H.M. Hoover lived in Burke, Virginia. Her last published work was The Whole Truth - And Other Myths: Retelling Ancient Tales, in 1996.
Hoover changed her pen name to H.M. Hoover before Children came out because there was already a children's author named Helen Hoover.
A fifteen year old girl of privilege goes with her father (in a far distant future for humanity) to track down the source of a strange alien artifact. She meets the discoverer of the artifact, a wild child of a boy, spiritual and attuned to his planet in ways most of the adults aren't, and they discover odd and beautiful and terrifying artifacts galore. This includes the titular bell tree, which rings like bells when it rains.
There is so much going on in this layered book. There's a critique of colonialism, an ecological message, questions posed about who is more or less civilized, a plot that includes the impossibility of communicating across the species divide with another intelligent civilization. Just a LOT going on. And yet it is a page-turner of book, peopled with likeable and complex characters. Elegiac at times, poetic at times, it's a quick read that you won't put down.
I can't say enough good about this author, and I plan to read everything by her. I muse about the years she wrote--late 70s through the 80s--and how hard things were for women then, and how she was in two ghettos in SF--the kiddie lit ghetto and the one her sex put her in. (and probably a third, the one her age put her in.) But oh, the wisdom she had, the world building skill, the language, the ability to plot and create wonderful characters and depict perfectly nuanced coming of age tales. I don't know to what extent she was ignored back then, but we should resurrect her work now, for it's marvelous stuff.
I love all of Hoovers books! This one is good for boys. It has adventure and makes you think too! I would recommend this for 5th grade and above. Warnings: Drugs: no Sex: no R&R-aliens Language-no Violent- no
I feel confused, and while a state of genteel bemusement is not unknown for me, it has more to do with this novel than my incipient dementia. What is it all about? At first I thought that it was one of those 1980s science fiction stories that promote environmentalism by showing that humans have the knack of disrupting or destroying the natural world – wherever that world may be. But as the book progresses that fits less and less.
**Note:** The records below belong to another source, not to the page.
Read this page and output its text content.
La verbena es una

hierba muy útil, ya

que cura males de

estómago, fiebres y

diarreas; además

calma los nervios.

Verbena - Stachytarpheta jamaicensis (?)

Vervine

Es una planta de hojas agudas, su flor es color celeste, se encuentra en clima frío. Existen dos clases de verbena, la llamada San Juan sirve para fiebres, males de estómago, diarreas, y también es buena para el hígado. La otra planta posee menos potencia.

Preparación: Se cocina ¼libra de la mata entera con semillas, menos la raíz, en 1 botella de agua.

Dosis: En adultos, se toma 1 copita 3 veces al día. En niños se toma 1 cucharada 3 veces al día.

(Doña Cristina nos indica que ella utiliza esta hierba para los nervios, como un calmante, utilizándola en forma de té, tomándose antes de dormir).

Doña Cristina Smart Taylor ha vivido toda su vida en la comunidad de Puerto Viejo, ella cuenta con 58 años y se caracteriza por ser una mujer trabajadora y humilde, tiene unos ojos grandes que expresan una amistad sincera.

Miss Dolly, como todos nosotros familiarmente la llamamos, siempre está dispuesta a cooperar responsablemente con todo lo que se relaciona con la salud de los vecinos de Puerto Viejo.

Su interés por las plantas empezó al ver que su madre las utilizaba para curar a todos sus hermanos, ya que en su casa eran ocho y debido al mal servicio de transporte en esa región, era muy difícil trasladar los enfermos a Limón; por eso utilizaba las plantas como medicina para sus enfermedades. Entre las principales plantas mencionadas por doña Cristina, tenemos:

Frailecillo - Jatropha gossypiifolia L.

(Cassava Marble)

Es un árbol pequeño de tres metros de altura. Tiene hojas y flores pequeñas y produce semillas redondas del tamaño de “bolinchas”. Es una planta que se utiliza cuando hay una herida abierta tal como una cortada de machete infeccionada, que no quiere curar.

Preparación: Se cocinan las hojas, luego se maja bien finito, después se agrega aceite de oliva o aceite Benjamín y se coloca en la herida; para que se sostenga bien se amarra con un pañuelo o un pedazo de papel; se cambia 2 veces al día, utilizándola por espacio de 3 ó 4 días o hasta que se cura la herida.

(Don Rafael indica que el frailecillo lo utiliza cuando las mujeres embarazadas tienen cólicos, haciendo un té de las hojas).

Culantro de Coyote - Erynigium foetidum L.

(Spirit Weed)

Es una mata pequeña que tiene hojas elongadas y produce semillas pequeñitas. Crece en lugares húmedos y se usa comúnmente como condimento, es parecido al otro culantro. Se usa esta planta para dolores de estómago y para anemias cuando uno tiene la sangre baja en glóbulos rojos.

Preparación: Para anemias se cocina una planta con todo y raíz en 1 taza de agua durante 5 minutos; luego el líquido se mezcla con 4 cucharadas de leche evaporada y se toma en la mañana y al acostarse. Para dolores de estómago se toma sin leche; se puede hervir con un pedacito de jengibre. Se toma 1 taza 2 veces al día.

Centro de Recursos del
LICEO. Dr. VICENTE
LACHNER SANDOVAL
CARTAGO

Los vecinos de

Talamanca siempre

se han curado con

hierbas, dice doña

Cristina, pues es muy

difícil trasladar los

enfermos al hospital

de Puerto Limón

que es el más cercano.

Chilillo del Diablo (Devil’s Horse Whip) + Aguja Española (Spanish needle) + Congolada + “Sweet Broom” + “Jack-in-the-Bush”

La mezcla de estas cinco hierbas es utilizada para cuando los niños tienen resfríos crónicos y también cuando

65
To begin with we have Dr Sadler and his daughter Jenny on a trip to the planet Tanin. Tanin seems to have been chosen as a base for corporations to establish their food and crop research laboratories away from the searching eyes of Earth's authorities. Dr Sadler is a senior player in one of those corporations: the Silas P Sadler Research Institute, while Jenny is a rather subdued rebellious teenager ready to disagree with almost anything the adult world suggests. Environment scandal seems to be written there in capital letters – then, not a great deal happens with that.
Instead Dr Sadler and Jenny go off to search for ancient ruins with Eli as their guide. Eli's confusing. When he first comes on the scene he is introduced as: “[Jenny] sat quietly and waited, hoping to see a potoo [a native Tanin bird, like an ostrich]. To her disappointment, a man appeared,” later he turns out to be and behaves more like a boy, presumably around Jenny's age, and we get the beginnings of a teenage romance.
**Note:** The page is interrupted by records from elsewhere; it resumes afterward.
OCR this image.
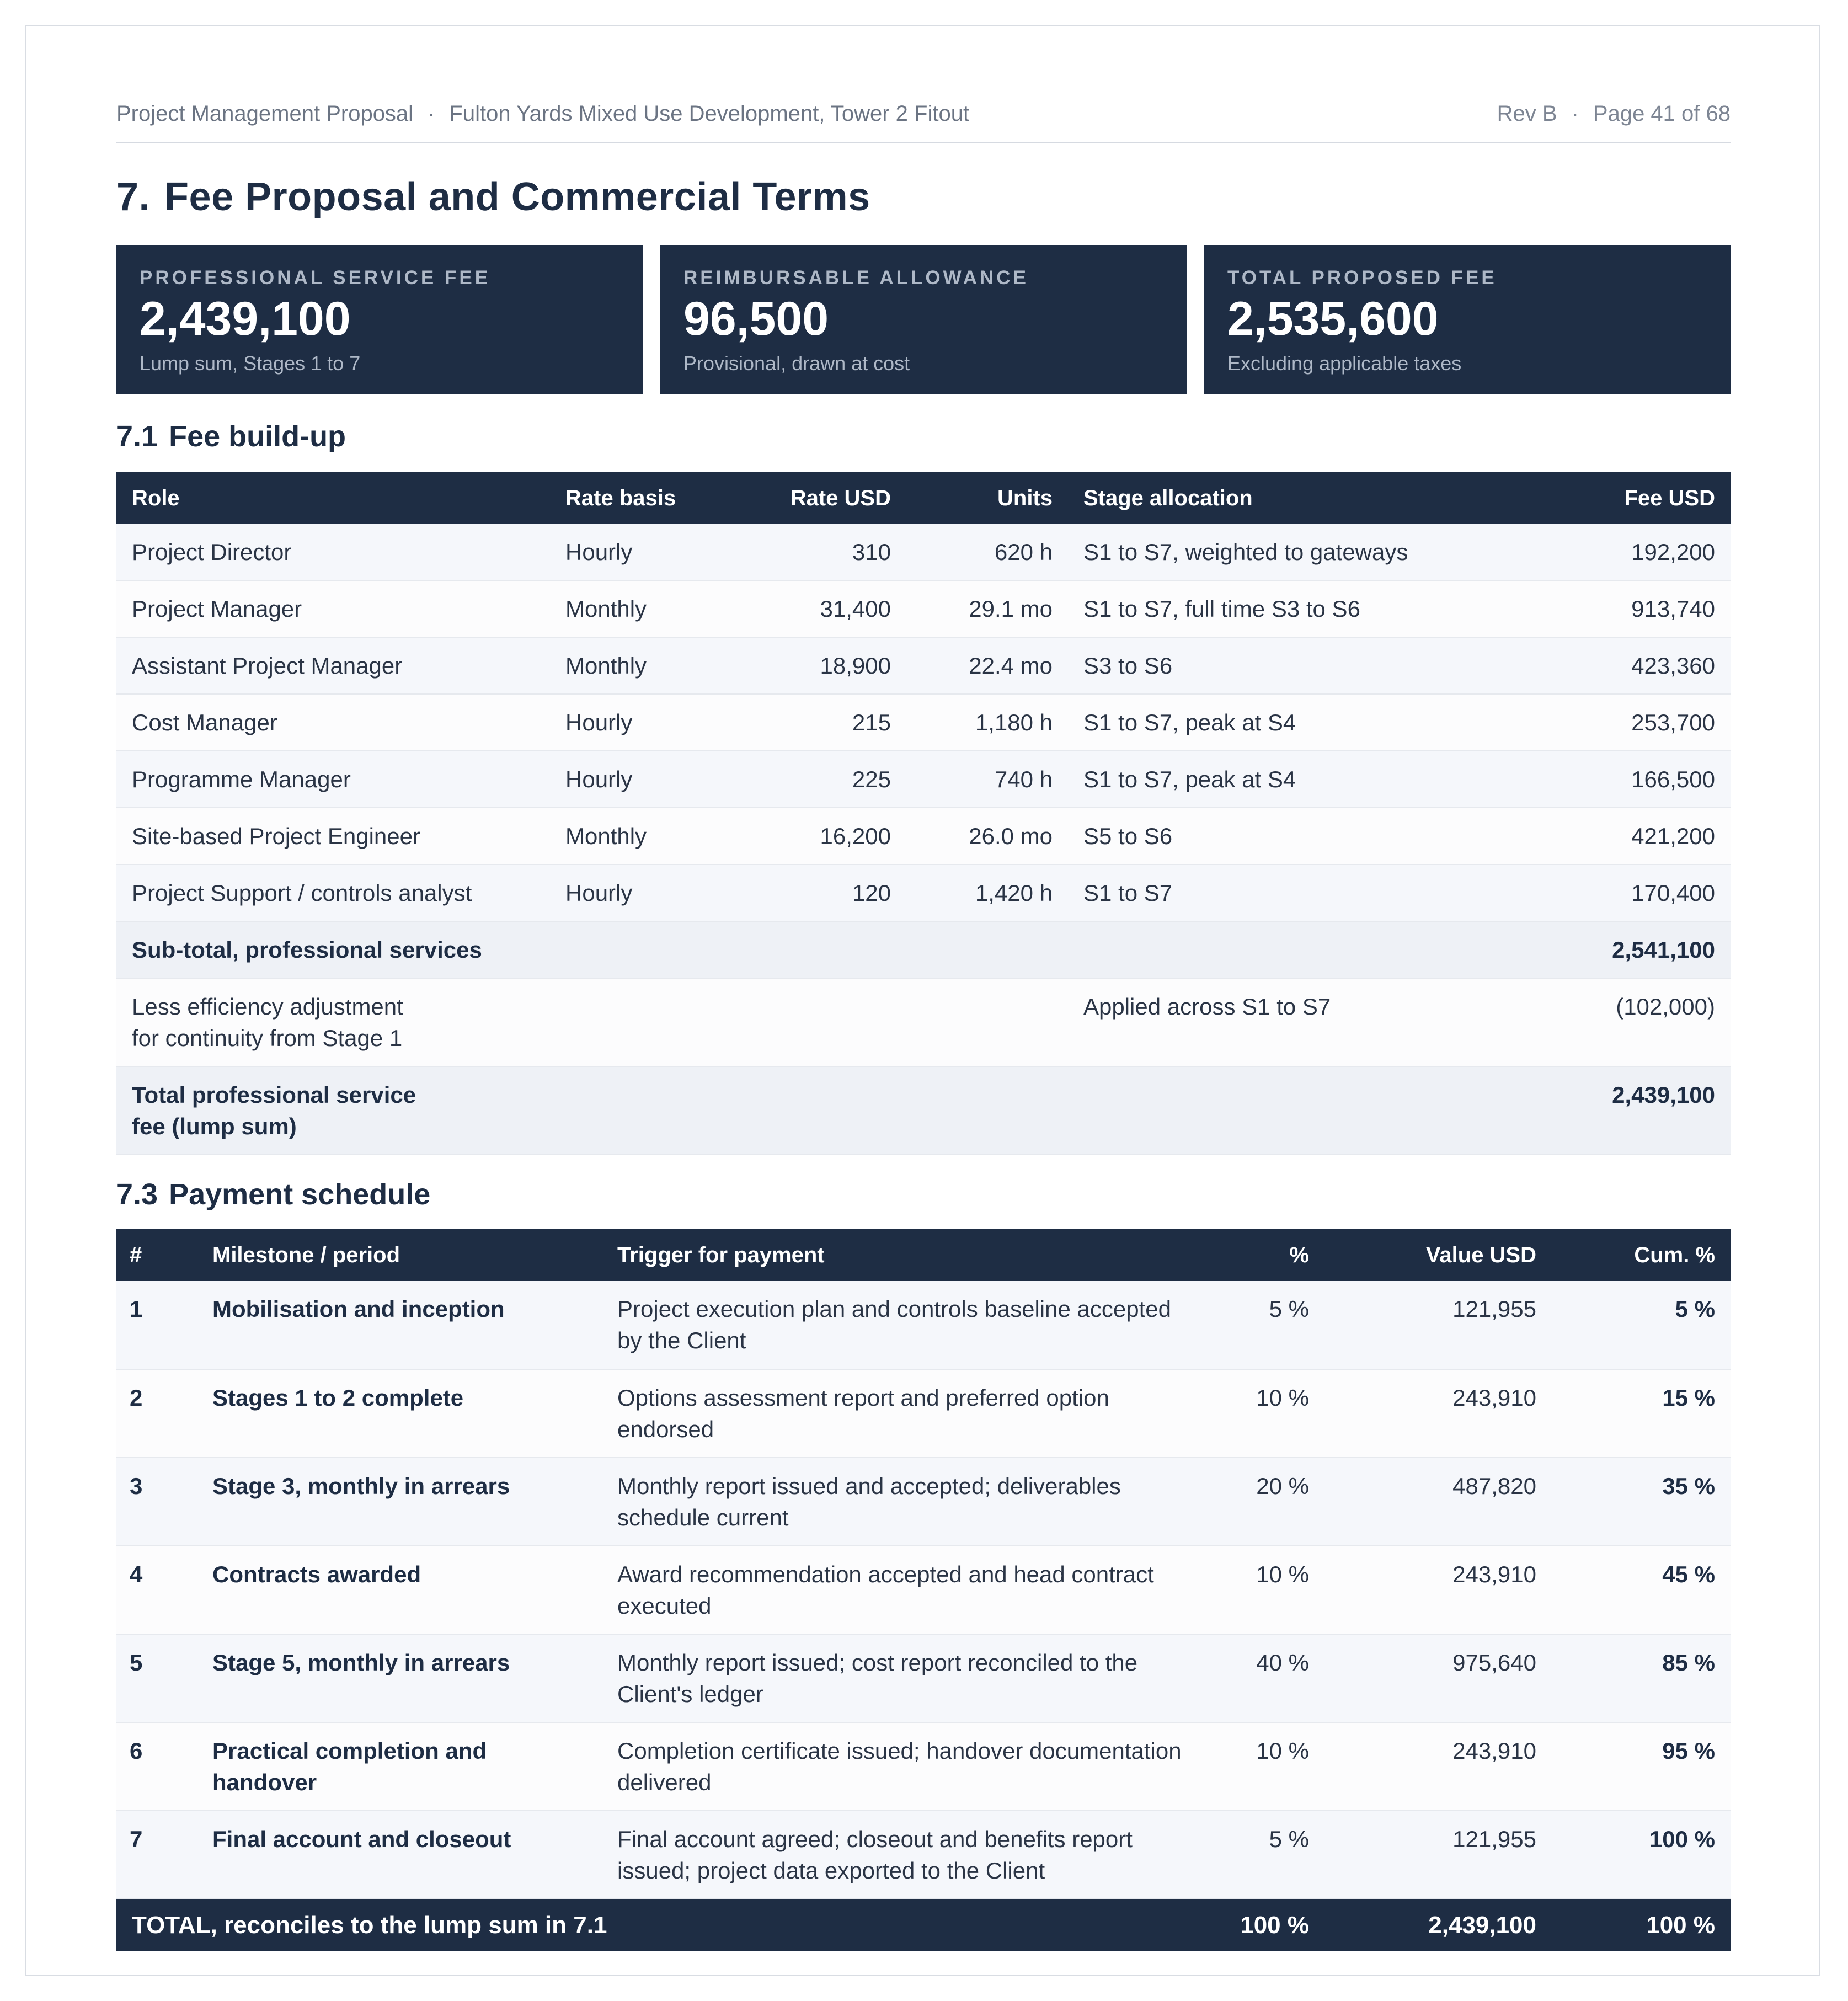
Project Management Proposal · Fulton Yards Mixed Use Development, Tower 2 Fitout	Rev B · Page 41 of 68
7. Fee Proposal and Commercial Terms
PROFESSIONAL SERVICE FEE
2,439,100
Lump sum, Stages 1 to 7
REIMBURSABLE ALLOWANCE
96,500
Provisional, drawn at cost
TOTAL PROPOSED FEE
2,535,600
Excluding applicable taxes
7.1 Fee build-up
Role	Rate basis	Rate USD	Units	Stage allocation	Fee USD
Project Director	Hourly	310	620 h	S1 to S7, weighted to gateways	192,200
Project Manager	Monthly	31,400	29.1 mo	S1 to S7, full time S3 to S6	913,740
Assistant Project Manager	Monthly	18,900	22.4 mo	S3 to S6	423,360
Cost Manager	Hourly	215	1,180 h	S1 to S7, peak at S4	253,700
Programme Manager	Hourly	225	740 h	S1 to S7, peak at S4	166,500
Site-based Project Engineer	Monthly	16,200	26.0 mo	S5 to S6	421,200
Project Support / controls analyst	Hourly	120	1,420 h	S1 to S7	170,400
Sub-total, professional services					2,541,100
Less efficiency adjustment for continuity from Stage 1				Applied across S1 to S7	(102,000)
Total professional service fee (lump sum)					2,439,100
7.3 Payment schedule
#	Milestone / period	Trigger for payment	%	Value USD	Cum. %
1	Mobilisation and inception	Project execution plan and controls baseline accepted by the Client	5 %	121,955	5 %
2	Stages 1 to 2 complete	Options assessment report and preferred option endorsed	10 %	243,910	15 %
3	Stage 3, monthly in arrears	Monthly report issued and accepted; deliverables schedule current	20 %	487,820	35 %
4	Contracts awarded	Award recommendation accepted and head contract executed	10 %	243,910	45 %
5	Stage 5, monthly in arrears	Monthly report issued; cost report reconciled to the Client's ledger	40 %	975,640	85 %
6	Practical completion and handover	Completion certificate issued; handover documentation delivered	10 %	243,910	95 %
7	Final account and closeout	Final account agreed; closeout and benefits report issued; project data exported to the Client	5 %	121,955	100 %
TOTAL, reconciles to the lump sum in 7.1			100 %	2,439,100	100 %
When they find some ancient cliff dwellings Jenny is surprised by a very large and angry local carnivore, hungry and not at peace with the world - imagine confronting a polar bear that has heard about global warming - and only just avoids becoming a meal. Her father's attitude, instead of retreating to a safe distance with his daughter, is to enter the dark alien tunnels alone. As with Abimelech at Thebez, he was asking for it. What follows then is old fashioned science fiction high adventure, with intelligent aliens described as bipedal giant ants and equally large threatening guinea pigs, from which Jenny and Eli have to rescue Dr Sadler.
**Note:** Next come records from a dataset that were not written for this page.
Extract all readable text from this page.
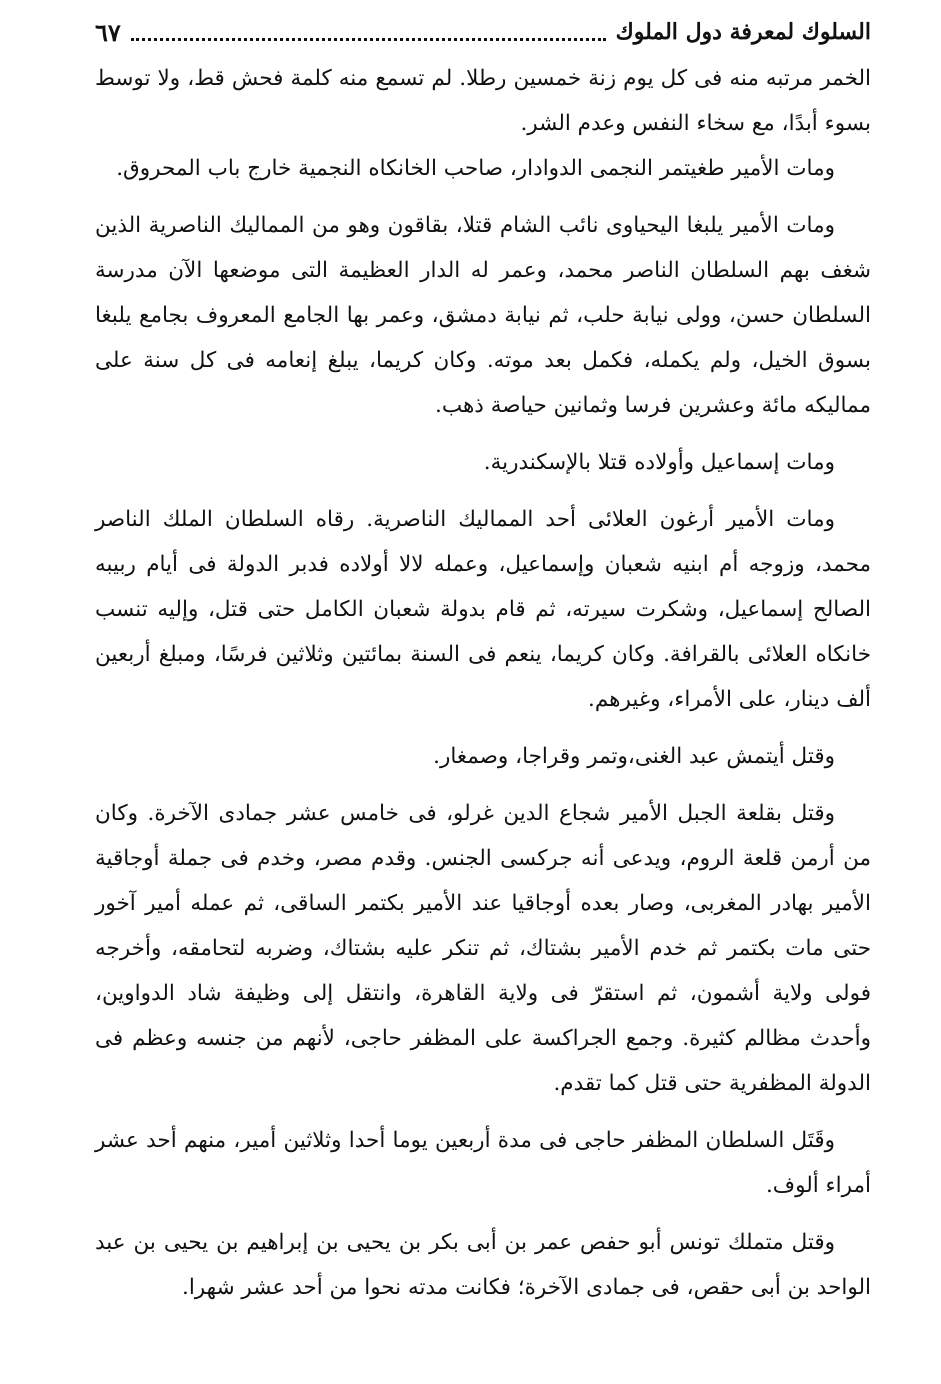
السلوك لمعرفة دول الملوك
٦٧

الخمر مرتبه منه فى كل يوم زنة خمسين رطلا. لم تسمع منه كلمة فحش قط، ولا توسط بسوء أبدًا، مع سخاء النفس وعدم الشر.

ومات الأمير طغيتمر النجمى الدوادار، صاحب الخانكاه النجمية خارج باب المحروق.

ومات الأمير يلبغا اليحياوى نائب الشام قتلا، بقاقون وهو من المماليك الناصرية الذين شغف بهم السلطان الناصر محمد، وعمر له الدار العظيمة التى موضعها الآن مدرسة السلطان حسن، وولى نيابة حلب، ثم نيابة دمشق، وعمر بها الجامع المعروف بجامع يلبغا بسوق الخيل، ولم يكمله، فكمل بعد موته. وكان كريما، يبلغ إنعامه فى كل سنة على مماليكه مائة وعشرين فرسا وثمانين حياصة ذهب.

ومات إسماعيل وأولاده قتلا بالإسكندرية.

ومات الأمير أرغون العلائى أحد المماليك الناصرية. رقاه السلطان الملك الناصر محمد، وزوجه أم ابنيه شعبان وإسماعيل، وعمله لالا أولاده فدبر الدولة فى أيام ربيبه الصالح إسماعيل، وشكرت سيرته، ثم قام بدولة شعبان الكامل حتى قتل، وإليه تنسب خانكاه العلائى بالقرافة. وكان كريما، ينعم فى السنة بمائتين وثلاثين فرسًا، ومبلغ أربعين ألف دينار، على الأمراء، وغيرهم.

وقتل أيتمش عبد الغنى،وتمر وقراجا، وصمغار.

وقتل بقلعة الجبل الأمير شجاع الدين غرلو، فى خامس عشر جمادى الآخرة. وكان من أرمن قلعة الروم، ويدعى أنه جركسى الجنس. وقدم مصر، وخدم فى جملة أوجاقية الأمير بهادر المغربى، وصار بعده أوجاقيا عند الأمير بكتمر الساقى، ثم عمله أمير آخور حتى مات بكتمر ثم خدم الأمير بشتاك، ثم تنكر عليه بشتاك، وضربه لتحامقه، وأخرجه فولى ولاية أشمون، ثم استقرّ فى ولاية القاهرة، وانتقل إلى وظيفة شاد الدواوين، وأحدث مظالم كثيرة. وجمع الجراكسة على المظفر حاجى، لأنهم من جنسه وعظم فى الدولة المظفرية حتى قتل كما تقدم.

وقَتَل السلطان المظفر حاجى فى مدة أربعين يوما أحدا وثلاثين أمير، منهم أحد عشر أمراء ألوف.

وقتل متملك تونس أبو حفص عمر بن أبى بكر بن يحيى بن إبراهيم بن يحيى بن عبد الواحد بن أبى حقص، فى جمادى الآخرة؛ فكانت مدته نحوا من أحد عشر شهرا.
By this time the author seems to have lost interest in preserving the environment. In the course of the adventure Dr Sadler has found a cache a gems, which he says are worth a fortune on Earth, and he is willing to share them with Jenny and Eli. Strangely Eli, who all along has been posing as the planet's protector, jumps at the chance of untold wealth and gaining a rich man's daughter. It is as if American astronauts found a hotel and golf course complex on Mars when Donald Trump was in Houston visiting NASA. Eli couldn't have moved more quickly.
The story is OK as far as it goes, but it does have the feel of a pot-boiler.
This on was just O.K. It's a pretty typical example of the soft sci fi for young readers that proliferated during the 1980's. The themes are anthropological and environmental. The book reads as a way-too-long short story. There's no real character or plot development. Some stuff just happens, and then it ends.